Sie haben gerade ein paar Bauprojekte angesprochen. Dann frage ich einmal zurück: Ich habe mich unter Tagesordnungspunkt 15 A zum Thema Oeynhausen darauf gefreut, aber dann ziehen Sie Ihren dringlichen Antrag zu diesem Thema zurück. Wieso eigentlich? Wieso haben Sie den zurückgezogen? Das sind Fragen, die ich mir schon stelle.
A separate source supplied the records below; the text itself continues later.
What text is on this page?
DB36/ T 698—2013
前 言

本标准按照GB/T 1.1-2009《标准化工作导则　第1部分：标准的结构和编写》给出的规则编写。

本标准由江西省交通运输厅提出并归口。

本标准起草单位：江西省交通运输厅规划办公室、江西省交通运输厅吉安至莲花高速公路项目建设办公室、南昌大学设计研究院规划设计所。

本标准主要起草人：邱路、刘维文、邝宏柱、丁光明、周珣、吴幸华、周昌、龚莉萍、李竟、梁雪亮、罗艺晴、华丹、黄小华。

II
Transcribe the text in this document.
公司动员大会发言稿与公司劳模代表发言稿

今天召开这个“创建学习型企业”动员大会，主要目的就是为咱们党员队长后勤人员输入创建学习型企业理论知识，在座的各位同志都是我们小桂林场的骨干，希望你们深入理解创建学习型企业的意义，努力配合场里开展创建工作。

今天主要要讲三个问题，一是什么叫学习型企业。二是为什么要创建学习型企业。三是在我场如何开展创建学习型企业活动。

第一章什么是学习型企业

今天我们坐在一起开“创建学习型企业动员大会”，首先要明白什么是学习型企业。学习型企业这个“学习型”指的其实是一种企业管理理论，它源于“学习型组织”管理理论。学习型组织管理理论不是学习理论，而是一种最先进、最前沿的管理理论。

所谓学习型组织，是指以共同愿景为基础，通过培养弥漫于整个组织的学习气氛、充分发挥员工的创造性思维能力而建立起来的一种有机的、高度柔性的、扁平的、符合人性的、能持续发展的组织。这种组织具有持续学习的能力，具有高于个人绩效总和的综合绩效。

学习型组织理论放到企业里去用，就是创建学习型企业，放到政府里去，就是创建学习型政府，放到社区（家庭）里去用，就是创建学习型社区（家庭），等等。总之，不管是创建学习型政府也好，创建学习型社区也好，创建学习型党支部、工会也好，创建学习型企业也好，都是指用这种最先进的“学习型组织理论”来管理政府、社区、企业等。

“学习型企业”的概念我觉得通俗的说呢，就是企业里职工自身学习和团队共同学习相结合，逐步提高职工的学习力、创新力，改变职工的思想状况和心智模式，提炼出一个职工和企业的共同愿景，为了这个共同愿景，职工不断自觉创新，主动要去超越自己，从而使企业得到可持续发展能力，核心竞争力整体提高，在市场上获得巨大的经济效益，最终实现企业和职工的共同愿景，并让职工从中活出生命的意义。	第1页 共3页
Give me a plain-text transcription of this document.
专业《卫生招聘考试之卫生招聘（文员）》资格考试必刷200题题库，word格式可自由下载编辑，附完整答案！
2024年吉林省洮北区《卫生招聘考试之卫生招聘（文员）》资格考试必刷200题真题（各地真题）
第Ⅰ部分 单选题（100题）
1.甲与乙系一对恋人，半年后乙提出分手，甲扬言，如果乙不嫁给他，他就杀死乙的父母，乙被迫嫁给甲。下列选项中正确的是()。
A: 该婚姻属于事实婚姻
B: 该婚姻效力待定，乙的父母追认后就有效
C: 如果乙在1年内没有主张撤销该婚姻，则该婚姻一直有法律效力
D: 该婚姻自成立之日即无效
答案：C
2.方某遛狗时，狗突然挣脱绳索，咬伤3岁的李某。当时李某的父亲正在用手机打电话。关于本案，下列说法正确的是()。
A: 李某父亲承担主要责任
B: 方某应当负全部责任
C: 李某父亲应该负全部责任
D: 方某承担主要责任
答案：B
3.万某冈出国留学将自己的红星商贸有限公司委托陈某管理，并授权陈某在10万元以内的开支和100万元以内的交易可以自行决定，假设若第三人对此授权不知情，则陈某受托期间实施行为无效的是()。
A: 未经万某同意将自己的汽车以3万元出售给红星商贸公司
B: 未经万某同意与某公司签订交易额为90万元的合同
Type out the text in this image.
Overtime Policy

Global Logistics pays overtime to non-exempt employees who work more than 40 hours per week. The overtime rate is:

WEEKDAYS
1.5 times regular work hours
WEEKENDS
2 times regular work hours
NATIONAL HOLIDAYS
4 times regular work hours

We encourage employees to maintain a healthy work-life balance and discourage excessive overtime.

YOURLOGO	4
Wenn wir das Thema Buckower Felder ansprechen – das haben Sie auch gemacht –, dann geht es darum, dass bezahlbarer Wohnraum geschaffen wird. Das ist eine öffentliche Wohnungsbaugesellschaft, die da plant. Und da tut es mir leid, das ist für mich Teil der Daseinsvorsorge und muss auch hier diskutiert werden. Die Beispiele, die Sie vorbringen, zeigen, dass die Änderung in der Gesetzesvorlage diesen einzelnen Beispielen entgegenstehen und für uns eine Handlungsgrundlage für zukünftige Fälle sein soll. In diesem Sinne hoffe ich, dass wir auch entsprechend konsensual besprechen.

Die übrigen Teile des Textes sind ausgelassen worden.